Despite these improvements, the United States continues to be concerned about the lack of transparency in many aspects of India’s trade policy. This contributes greatly to the difficulties of firms, particularly small and medium-sized enterprises, trying to invest in and trade with India, and helps explain India’s ranking of 165 out of 183 countries in the World Bank’s 2011 “Doing Business” report. In addition to India’s failure to submit required notifications to the WTO, particularly in the areas of agriculture, subsidies, SPS and TBT, India does not regularly issue draft regulations or engage in the timely public consultations that would ensure the development of sound policies in matters affecting trade and investment. Furthermore, as the Secretariat Report notes, traders often face significant difficulties in areas such as customs valuation, tariffs and other charges, internal taxation, import licensing, and trade remedies, because of opaque or inconsistently-applied procedures.

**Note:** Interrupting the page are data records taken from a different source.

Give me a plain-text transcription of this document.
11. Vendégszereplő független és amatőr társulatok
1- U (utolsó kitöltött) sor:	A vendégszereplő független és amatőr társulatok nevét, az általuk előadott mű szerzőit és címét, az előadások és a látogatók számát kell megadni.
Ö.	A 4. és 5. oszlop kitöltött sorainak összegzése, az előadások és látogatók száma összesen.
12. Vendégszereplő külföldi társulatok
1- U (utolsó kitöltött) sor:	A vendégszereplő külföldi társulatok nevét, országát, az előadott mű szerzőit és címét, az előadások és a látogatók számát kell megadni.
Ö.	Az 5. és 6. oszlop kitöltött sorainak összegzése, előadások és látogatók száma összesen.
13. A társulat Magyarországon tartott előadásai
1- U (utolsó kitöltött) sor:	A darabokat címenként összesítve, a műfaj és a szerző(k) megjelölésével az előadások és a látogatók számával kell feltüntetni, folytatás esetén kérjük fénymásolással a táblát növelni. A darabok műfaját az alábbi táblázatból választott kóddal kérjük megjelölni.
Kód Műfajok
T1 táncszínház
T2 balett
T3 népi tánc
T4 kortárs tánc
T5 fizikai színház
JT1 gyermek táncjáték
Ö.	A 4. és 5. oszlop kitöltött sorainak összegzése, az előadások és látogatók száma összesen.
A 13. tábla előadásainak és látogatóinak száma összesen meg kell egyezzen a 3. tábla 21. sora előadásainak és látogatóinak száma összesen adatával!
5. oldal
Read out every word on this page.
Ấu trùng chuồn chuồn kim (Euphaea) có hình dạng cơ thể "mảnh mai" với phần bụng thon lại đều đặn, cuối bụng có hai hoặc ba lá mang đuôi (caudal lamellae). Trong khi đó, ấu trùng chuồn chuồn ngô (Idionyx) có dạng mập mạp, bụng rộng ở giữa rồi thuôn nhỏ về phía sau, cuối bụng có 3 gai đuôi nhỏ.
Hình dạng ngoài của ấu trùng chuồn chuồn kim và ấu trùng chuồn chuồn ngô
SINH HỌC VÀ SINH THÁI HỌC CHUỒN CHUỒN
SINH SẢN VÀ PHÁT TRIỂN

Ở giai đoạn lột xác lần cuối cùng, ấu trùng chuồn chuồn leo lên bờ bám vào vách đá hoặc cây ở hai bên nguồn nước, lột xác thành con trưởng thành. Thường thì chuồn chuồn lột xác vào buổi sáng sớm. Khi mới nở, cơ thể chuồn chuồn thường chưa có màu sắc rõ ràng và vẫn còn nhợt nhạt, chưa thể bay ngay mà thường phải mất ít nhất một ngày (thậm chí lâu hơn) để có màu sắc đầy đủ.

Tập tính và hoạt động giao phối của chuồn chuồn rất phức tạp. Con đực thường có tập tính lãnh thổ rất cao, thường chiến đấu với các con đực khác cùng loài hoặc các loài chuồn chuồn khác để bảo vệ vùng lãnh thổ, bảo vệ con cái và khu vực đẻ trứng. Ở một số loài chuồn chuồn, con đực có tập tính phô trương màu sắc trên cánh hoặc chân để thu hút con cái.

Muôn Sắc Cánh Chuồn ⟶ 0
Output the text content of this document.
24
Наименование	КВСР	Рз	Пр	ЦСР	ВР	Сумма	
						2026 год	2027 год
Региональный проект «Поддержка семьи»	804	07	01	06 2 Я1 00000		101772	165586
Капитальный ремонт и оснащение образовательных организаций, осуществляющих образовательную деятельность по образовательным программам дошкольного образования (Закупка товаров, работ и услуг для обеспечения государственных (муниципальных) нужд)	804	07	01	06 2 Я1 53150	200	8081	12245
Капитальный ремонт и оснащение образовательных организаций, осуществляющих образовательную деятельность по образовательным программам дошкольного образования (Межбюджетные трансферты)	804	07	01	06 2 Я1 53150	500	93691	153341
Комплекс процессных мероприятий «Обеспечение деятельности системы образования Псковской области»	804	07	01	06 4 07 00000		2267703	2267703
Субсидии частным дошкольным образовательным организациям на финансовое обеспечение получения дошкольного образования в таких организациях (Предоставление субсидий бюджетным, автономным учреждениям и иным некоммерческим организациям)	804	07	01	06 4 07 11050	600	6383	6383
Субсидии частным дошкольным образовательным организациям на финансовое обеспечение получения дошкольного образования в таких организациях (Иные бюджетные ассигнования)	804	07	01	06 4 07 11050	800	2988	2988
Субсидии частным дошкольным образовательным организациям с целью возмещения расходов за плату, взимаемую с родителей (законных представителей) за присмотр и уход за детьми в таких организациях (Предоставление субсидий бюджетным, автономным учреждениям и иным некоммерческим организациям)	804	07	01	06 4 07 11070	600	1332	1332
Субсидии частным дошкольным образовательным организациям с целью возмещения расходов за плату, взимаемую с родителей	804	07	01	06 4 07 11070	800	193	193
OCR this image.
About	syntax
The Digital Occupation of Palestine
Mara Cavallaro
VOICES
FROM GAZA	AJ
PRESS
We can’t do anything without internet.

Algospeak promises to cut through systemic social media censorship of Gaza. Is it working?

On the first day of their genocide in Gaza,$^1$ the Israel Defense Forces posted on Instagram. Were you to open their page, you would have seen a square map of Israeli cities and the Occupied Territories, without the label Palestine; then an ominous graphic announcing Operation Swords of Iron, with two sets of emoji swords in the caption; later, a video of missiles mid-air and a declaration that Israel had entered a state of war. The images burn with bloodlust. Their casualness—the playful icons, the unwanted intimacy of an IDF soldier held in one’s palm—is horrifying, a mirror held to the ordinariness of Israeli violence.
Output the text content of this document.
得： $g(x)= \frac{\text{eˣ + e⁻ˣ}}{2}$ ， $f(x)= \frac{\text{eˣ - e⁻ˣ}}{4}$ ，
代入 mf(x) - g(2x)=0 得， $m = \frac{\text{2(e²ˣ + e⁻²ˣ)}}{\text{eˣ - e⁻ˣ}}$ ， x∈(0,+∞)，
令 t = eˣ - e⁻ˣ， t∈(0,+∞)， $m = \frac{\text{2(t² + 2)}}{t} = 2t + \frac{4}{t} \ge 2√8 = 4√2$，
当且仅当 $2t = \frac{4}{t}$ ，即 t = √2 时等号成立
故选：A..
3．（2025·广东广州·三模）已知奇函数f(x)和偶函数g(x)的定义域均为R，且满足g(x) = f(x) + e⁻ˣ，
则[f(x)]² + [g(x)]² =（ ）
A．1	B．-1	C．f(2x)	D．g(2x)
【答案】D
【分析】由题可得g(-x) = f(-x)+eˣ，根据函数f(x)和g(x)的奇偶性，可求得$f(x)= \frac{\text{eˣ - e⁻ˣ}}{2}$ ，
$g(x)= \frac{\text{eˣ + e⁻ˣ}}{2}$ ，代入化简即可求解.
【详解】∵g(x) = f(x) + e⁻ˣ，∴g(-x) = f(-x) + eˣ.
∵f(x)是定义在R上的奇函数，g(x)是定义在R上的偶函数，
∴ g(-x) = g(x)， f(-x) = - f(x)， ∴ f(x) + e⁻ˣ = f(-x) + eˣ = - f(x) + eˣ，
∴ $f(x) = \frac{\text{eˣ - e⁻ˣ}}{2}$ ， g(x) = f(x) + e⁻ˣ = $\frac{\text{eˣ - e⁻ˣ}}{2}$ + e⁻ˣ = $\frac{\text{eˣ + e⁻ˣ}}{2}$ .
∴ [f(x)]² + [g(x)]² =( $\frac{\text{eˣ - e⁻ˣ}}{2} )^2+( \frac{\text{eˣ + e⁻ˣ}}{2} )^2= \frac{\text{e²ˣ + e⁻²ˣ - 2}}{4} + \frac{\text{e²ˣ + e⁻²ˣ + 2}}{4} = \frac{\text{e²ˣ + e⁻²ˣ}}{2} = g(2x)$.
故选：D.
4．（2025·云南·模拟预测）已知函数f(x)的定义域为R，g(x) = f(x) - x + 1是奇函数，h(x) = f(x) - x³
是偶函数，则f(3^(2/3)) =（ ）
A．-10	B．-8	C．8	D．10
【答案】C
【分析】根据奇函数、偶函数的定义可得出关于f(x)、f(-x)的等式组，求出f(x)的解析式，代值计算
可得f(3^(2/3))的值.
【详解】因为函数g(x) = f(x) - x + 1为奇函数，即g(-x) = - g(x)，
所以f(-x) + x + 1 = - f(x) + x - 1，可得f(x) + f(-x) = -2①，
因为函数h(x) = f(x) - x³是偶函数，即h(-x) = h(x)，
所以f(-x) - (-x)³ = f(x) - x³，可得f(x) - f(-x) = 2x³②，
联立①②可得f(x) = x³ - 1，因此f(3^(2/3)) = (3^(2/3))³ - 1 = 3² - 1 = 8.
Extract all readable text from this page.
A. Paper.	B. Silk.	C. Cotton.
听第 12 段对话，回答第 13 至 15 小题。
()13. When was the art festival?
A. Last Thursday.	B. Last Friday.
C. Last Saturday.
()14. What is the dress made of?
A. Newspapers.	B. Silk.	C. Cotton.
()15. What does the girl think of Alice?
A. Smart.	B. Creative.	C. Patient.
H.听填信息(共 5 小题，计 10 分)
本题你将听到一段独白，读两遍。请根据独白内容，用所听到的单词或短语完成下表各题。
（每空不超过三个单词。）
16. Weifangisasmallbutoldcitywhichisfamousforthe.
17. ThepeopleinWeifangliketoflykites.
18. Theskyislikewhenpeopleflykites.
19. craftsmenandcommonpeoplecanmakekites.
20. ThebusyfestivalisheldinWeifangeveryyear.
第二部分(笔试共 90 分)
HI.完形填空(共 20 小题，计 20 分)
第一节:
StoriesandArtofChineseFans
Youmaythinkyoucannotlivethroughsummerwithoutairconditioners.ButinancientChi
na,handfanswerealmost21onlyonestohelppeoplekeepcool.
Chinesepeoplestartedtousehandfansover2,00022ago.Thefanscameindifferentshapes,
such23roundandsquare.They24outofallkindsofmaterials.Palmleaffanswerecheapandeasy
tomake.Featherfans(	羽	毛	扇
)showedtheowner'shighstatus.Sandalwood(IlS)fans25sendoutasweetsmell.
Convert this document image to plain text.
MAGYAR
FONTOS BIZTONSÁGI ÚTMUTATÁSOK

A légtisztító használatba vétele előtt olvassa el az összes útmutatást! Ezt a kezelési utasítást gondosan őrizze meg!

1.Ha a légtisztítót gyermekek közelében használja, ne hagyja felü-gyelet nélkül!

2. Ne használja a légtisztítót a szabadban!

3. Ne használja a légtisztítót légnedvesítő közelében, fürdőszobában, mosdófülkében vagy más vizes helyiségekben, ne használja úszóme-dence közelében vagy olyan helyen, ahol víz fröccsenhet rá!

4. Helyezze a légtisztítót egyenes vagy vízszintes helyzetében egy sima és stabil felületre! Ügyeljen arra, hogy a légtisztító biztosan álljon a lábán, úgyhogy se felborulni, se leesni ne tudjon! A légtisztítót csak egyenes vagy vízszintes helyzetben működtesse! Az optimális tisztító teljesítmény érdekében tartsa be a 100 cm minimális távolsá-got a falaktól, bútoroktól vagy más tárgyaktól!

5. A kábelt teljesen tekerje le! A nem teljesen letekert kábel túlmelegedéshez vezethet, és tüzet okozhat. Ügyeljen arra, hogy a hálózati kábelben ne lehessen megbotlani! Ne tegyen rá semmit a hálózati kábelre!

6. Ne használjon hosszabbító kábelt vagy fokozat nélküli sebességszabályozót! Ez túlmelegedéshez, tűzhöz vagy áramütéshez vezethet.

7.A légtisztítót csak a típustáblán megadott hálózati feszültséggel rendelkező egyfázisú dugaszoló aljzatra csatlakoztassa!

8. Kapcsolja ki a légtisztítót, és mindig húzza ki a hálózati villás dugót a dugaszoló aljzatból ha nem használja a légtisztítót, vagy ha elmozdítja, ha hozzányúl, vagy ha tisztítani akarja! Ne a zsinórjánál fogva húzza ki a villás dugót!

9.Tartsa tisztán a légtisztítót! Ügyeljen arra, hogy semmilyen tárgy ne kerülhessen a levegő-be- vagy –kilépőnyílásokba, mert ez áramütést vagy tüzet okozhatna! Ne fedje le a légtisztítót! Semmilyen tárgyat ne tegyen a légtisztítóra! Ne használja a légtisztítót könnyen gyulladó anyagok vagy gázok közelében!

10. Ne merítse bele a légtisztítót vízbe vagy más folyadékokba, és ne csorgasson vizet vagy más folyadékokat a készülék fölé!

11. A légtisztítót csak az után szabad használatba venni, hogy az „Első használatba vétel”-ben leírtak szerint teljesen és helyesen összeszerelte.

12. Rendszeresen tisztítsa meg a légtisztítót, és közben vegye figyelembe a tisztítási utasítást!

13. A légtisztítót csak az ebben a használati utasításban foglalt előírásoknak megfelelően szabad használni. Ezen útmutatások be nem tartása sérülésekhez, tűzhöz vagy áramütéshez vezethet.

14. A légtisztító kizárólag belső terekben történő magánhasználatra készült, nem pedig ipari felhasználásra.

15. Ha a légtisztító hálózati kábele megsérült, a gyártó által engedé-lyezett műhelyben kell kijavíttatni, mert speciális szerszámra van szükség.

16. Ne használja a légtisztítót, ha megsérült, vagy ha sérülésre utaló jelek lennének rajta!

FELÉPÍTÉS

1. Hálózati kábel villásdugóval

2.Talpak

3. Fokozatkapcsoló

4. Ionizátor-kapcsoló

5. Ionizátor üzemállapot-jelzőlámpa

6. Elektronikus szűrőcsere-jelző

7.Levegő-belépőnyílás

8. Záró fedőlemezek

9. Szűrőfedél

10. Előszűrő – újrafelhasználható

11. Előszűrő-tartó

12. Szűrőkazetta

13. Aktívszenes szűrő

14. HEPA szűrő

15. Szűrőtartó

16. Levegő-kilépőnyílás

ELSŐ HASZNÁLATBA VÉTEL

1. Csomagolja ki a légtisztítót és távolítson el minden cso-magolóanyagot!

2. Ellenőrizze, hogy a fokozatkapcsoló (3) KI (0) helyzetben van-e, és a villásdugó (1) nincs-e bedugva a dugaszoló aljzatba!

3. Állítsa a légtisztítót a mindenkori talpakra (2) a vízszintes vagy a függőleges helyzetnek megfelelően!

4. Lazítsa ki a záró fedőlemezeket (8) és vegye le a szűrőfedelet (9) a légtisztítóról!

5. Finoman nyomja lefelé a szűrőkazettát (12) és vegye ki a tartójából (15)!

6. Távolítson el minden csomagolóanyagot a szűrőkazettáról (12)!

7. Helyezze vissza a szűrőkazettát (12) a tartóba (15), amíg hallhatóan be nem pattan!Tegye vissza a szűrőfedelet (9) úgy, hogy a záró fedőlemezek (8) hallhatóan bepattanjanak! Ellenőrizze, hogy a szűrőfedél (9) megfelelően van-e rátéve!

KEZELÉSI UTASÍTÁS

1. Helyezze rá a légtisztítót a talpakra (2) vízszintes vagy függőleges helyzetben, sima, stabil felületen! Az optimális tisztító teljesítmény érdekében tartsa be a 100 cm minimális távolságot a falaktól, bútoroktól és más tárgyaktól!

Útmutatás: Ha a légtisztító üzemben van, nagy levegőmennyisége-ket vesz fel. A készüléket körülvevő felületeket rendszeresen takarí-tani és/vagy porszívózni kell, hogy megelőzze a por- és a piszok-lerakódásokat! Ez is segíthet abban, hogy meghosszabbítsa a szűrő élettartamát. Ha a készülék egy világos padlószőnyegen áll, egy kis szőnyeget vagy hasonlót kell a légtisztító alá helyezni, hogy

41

A uniform, all-of government approach to the development of regulations would go a long way to addressing these concerns.
The lack of transparency in India’s trade policy regime is what led the United States to ask India so many written questions for this TPR. We, ourselves, became increasingly amazed at how many matters we found to be important and for which we were unable to obtain answers independently. The institutional value of the TPRM in enhancing the WTO’s core principle of transparency came into sharp focus. We thank India in advance for its efforts to respond to our questions, and we plan to review its responses carefully and request clarifications as necessary during the course of this TPR.
As India continues to grow dynamically and to strengthen its trade policy institutions, the United States encourages India to take advantage of the opportunities to implement meaningful economic reforms, which, as experience has shown, will significantly advance India’s objectives of inclusive growth and economic development. The United States joins other WTO Members in supporting India’s use of an open trade policy to fulfilling these broader objectives. Our support for such an approach, however, underscores our disappointment in India’s reluctance to participate in meaningful market opening through the Doha Round negotiations, despite India’s place as one of the world’s fastest growing economies. We look forward to working constructively with India and with other Members as we jointly take steps to strengthen the rules-based multilateral trading system.
The United States appreciates the opportunity to engage in this dialogue, and we look forward to discussing further India’s trade policy regime with the delegation from India. Thank you.